Clarity and knowledge

This evening I went along to a Melbourne Free University event. James Arvanitakis, who teaches at The University of Western Sydney spoke on ‘The production, consumption and commodification of knowledge’. In the early part of James Arvanitakis’ talk tonight, he commented that what we think human nature is plays into what we think policies should be, but at the same time humans are changing. This is a useful point for me at the moment that I found summed up a few of my current thoughts and helps me justify to myself why I am taking this time (and resources off the government) to revisit a question that, in some ways, was asked a lot in earlier decades. I also liked (although in many ways I disagree with) the way that he used the Melbourne Free University, and other similar projects, as an example of confronting power through an exchange that violates the dictates of the system.

The rest of this post is going to continue talking about ‘me’, and will be a very self indulgent post unpacking my experience of the evening.

The talk was not quite what I expected, which was surprising seeing as he spoke exactly on the title. Perhaps the reason that it was not quite what I expected is because I have been to many a lecture on the subject of ‘knowledge’, but in politics and anthropology classes. I was sitting there thinking that the points were all well and good, but I was waiting for him to ‘get into it’. Reflecting back on it now, I think I was wondering where the ethnography is (to use Hage’s question) WHEN I WAS LISTENING TO A PHILOSOPY TALK.
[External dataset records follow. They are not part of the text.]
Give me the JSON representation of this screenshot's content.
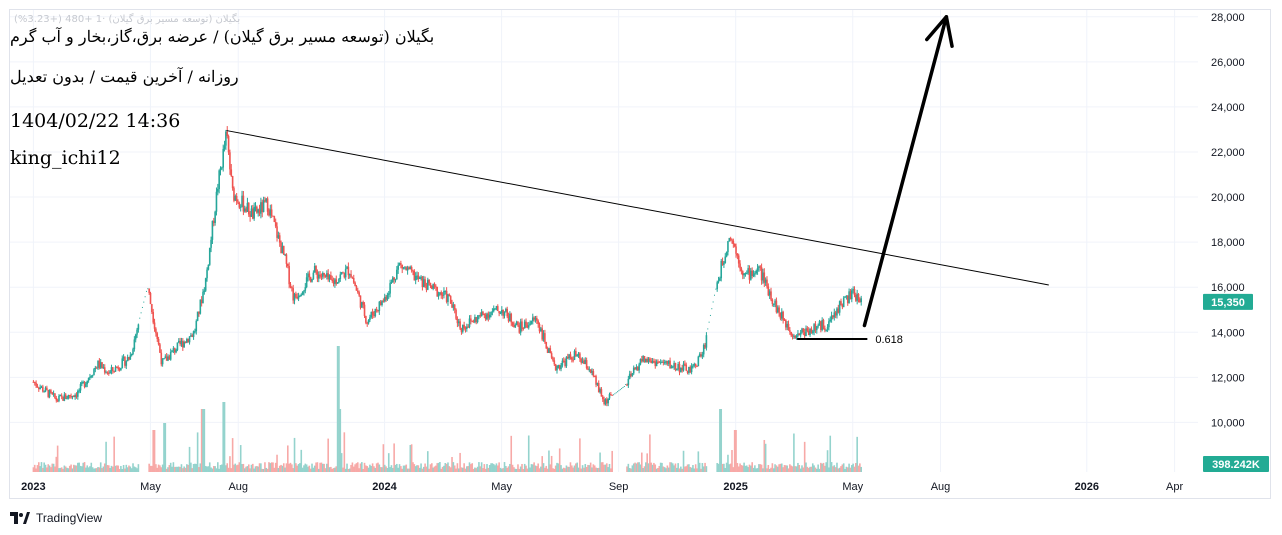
{
  "header": {
    "ghost_text": "بگیلان (توسعه مسیر برق گیلان) ·1  +480 (+3.23%)",
    "title": "بگیلان (توسعه مسیر برق گیلان) / عرضه برق،گاز،بخار و آب گرم",
    "subtitle": "روزانه / آخرین قیمت / بدون تعدیل",
    "date": "1404/02/22 14:36",
    "author": "king_ichi12"
  },
  "brand": {
    "label": "TradingView",
    "icon": "tradingview-logo-icon"
  },
  "colors": {
    "up": "#26a69a",
    "down": "#ef5350",
    "volume_up": "#94d3cd",
    "volume_down": "#f7a9a7",
    "badge": "#22ab94",
    "grid": "#f0f3fa",
    "trendline": "#000000"
  },
  "chart_data": {
    "type": "candlestick",
    "title": "بگیلان (توسعه مسیر برق گیلان) / عرضه برق،گاز،بخار و آب گرم",
    "interval": "روزانه",
    "y_axis": {
      "ticks": [
        "28,000",
        "26,000",
        "24,000",
        "22,000",
        "20,000",
        "18,000",
        "16,000",
        "14,000",
        "12,000",
        "10,000"
      ],
      "tick_values": [
        28000,
        26000,
        24000,
        22000,
        20000,
        18000,
        16000,
        14000,
        12000,
        10000
      ],
      "ylim": [
        7800,
        28300
      ]
    },
    "x_axis": {
      "labels": [
        {
          "text": "2023",
          "year": true
        },
        {
          "text": "May",
          "year": false
        },
        {
          "text": "Aug",
          "year": false
        },
        {
          "text": "2024",
          "year": true
        },
        {
          "text": "May",
          "year": false
        },
        {
          "text": "Sep",
          "year": false
        },
        {
          "text": "2025",
          "year": true
        },
        {
          "text": "May",
          "year": false
        },
        {
          "text": "Aug",
          "year": false
        },
        {
          "text": "2026",
          "year": true
        },
        {
          "text": "Apr",
          "year": false
        }
      ],
      "label_months": [
        0,
        4,
        7,
        12,
        16,
        20,
        24,
        28,
        31,
        36,
        39
      ],
      "range_months": [
        -0.8,
        39.8
      ]
    },
    "price_path": [
      [
        0,
        11800
      ],
      [
        0.8,
        11000
      ],
      [
        1.5,
        11300
      ],
      [
        2.2,
        12600
      ],
      [
        2.6,
        12200
      ],
      [
        3.3,
        12900
      ],
      [
        3.9,
        16000
      ],
      [
        4.4,
        12600
      ],
      [
        4.8,
        13200
      ],
      [
        5.5,
        14000
      ],
      [
        5.9,
        16400
      ],
      [
        6.3,
        20500
      ],
      [
        6.6,
        22800
      ],
      [
        6.8,
        20200
      ],
      [
        7.5,
        19200
      ],
      [
        8.0,
        19700
      ],
      [
        8.6,
        17200
      ],
      [
        8.9,
        15500
      ],
      [
        9.6,
        16700
      ],
      [
        10.2,
        16200
      ],
      [
        10.8,
        16800
      ],
      [
        11.4,
        14500
      ],
      [
        12.0,
        15500
      ],
      [
        12.5,
        17000
      ],
      [
        13.3,
        16200
      ],
      [
        14.2,
        15500
      ],
      [
        14.6,
        14200
      ],
      [
        15.4,
        14800
      ],
      [
        16.0,
        15000
      ],
      [
        16.6,
        14200
      ],
      [
        17.2,
        14600
      ],
      [
        17.8,
        12400
      ],
      [
        18.5,
        13000
      ],
      [
        19.0,
        12400
      ],
      [
        19.5,
        10900
      ],
      [
        20.2,
        11600
      ],
      [
        20.8,
        12800
      ],
      [
        21.6,
        12600
      ],
      [
        22.5,
        12300
      ],
      [
        22.9,
        13200
      ],
      [
        23.3,
        15800
      ],
      [
        23.8,
        18400
      ],
      [
        24.3,
        16500
      ],
      [
        24.8,
        16800
      ],
      [
        25.5,
        14800
      ],
      [
        26.0,
        13900
      ],
      [
        26.5,
        14100
      ],
      [
        27.2,
        14400
      ],
      [
        27.6,
        15300
      ],
      [
        28.0,
        15700
      ],
      [
        28.3,
        15350
      ]
    ],
    "gaps_months": [
      [
        3.6,
        3.95
      ],
      [
        19.8,
        20.25
      ],
      [
        23.0,
        23.35
      ]
    ],
    "last_price": "15,350",
    "last_volume": "398.242K",
    "annotations": {
      "trendline": {
        "from": [
          6.6,
          22950
        ],
        "to": [
          34.7,
          16100
        ]
      },
      "support": {
        "from": [
          26.1,
          13700
        ],
        "to": [
          28.5,
          13700
        ],
        "label": "0.618"
      },
      "arrow": {
        "from": [
          28.4,
          14300
        ],
        "to": [
          31.2,
          28000
        ]
      }
    },
    "volume_spikes": [
      {
        "m": 3.8,
        "v": 0.75
      },
      {
        "m": 4.5,
        "v": 0.35
      },
      {
        "m": 5.8,
        "v": 0.45
      },
      {
        "m": 6.5,
        "v": 0.5
      },
      {
        "m": 10.4,
        "v": 0.9
      },
      {
        "m": 10.5,
        "v": 0.45
      },
      {
        "m": 23.5,
        "v": 0.45
      },
      {
        "m": 24.0,
        "v": 0.3
      },
      {
        "m": 4.1,
        "v": 0.3
      }
    ]
  }
}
During discussion time I tried to put forward a point about whether or not open access to knowledge is something we like as an ideal rather than in practice. However, I failed miserably at making my point and spoke for too long. Again, I think the reason my point did not receive any interest (aside from perhaps it is such a banal concept it did not warrant a reply) is that I put it forward in the same way as I would have jotted down a note to myself in a politics or an anthropology class. I blurted out a case study and expected everybody else to make the links, when what was called for is to express my idea and then ask the question.

To continue with this self indulgent post, in the conversations that happened after wards I found I was lucky enough to be sitting near some very interesting and bright people. The topic of explaining things in plain English came up and I found myself feeling somewhat ashamed for my lack of enthusiasm for the exercise that has been preparing my plain language statement. I do not think I want to be in the ‘applied world’, simply because I know that inaccessible language just cannot float when somebody has to actually action your work. Yet I do not have the skills to inhabit the expert world of philosophy and social theory. I am sort of stuck in the middle, using the case studies and language of others and never quite translating them to suit the context.
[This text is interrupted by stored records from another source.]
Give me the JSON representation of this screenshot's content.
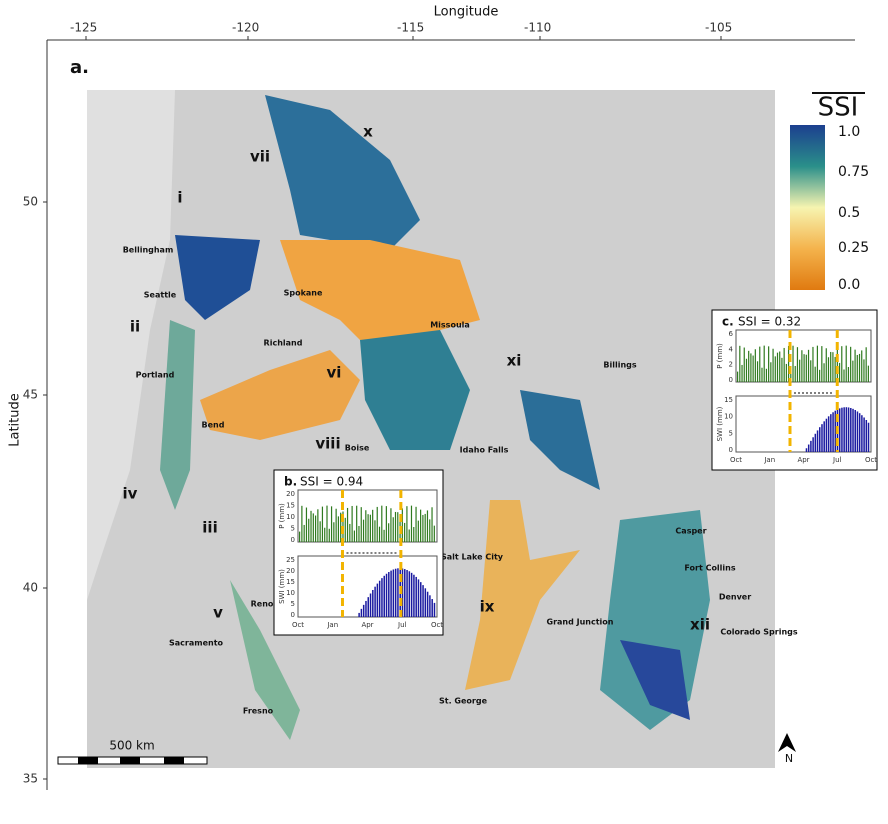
{
  "axes": {
    "x_title": "Longitude",
    "x_ticks": [
      -125,
      -120,
      -115,
      -110,
      -105
    ],
    "y_title": "Latitude",
    "y_ticks": [
      50,
      45,
      40,
      35
    ]
  },
  "panel_label": "a.",
  "legend": {
    "title": "SSI",
    "ticks": [
      "1.0",
      "0.75",
      "0.5",
      "0.25",
      "0.0"
    ]
  },
  "regions": [
    "i",
    "ii",
    "iii",
    "iv",
    "v",
    "vi",
    "vii",
    "viii",
    "ix",
    "x",
    "xi",
    "xii"
  ],
  "cities": [
    "Bellingham",
    "Seattle",
    "Spokane",
    "Missoula",
    "Richland",
    "Portland",
    "Bend",
    "Boise",
    "Idaho Falls",
    "Billings",
    "Casper",
    "Salt Lake City",
    "Fort Collins",
    "Denver",
    "Grand Junction",
    "Colorado Springs",
    "Reno",
    "Sacramento",
    "St. George",
    "Fresno"
  ],
  "insets": [
    {
      "label": "b.",
      "title": "SSI = 0.94",
      "p_axis": "P (mm)",
      "p_ticks": [
        20,
        15,
        10,
        5,
        0
      ],
      "swi_axis": "SWI (mm)",
      "swi_ticks": [
        25,
        20,
        15,
        10,
        5,
        0
      ],
      "months": [
        "Oct",
        "Jan",
        "Apr",
        "Jul",
        "Oct"
      ]
    },
    {
      "label": "c.",
      "title": "SSI = 0.32",
      "p_axis": "P (mm)",
      "p_ticks": [
        6,
        4,
        2,
        0
      ],
      "swi_axis": "SWI (mm)",
      "swi_ticks": [
        15,
        10,
        5,
        0
      ],
      "months": [
        "Oct",
        "Jan",
        "Apr",
        "Jul",
        "Oct"
      ]
    }
  ],
  "scale_bar": "500 km",
  "north": "N"
}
Knowledge for its own sake and applied collaborative research to serve the goals of your collaborators are two very different ethical justifications for research. Perhaps my mantra of getting it right sides more with ‘knowledge for its own sake’, but I am sitting in an applied school. We know what they used to say about the betwixt and between, I just hope the power it holds is not all pollution.

Anyway, it is probably a good thing for me to challenge myself to strive for greater clarity and for ideas that stand up on their own without being overbalanced by tangentially related references cobbled together in an attempt to prop it up.

(You should see how many tangentially related references I deleted in writing this post. One step at a time I guess.)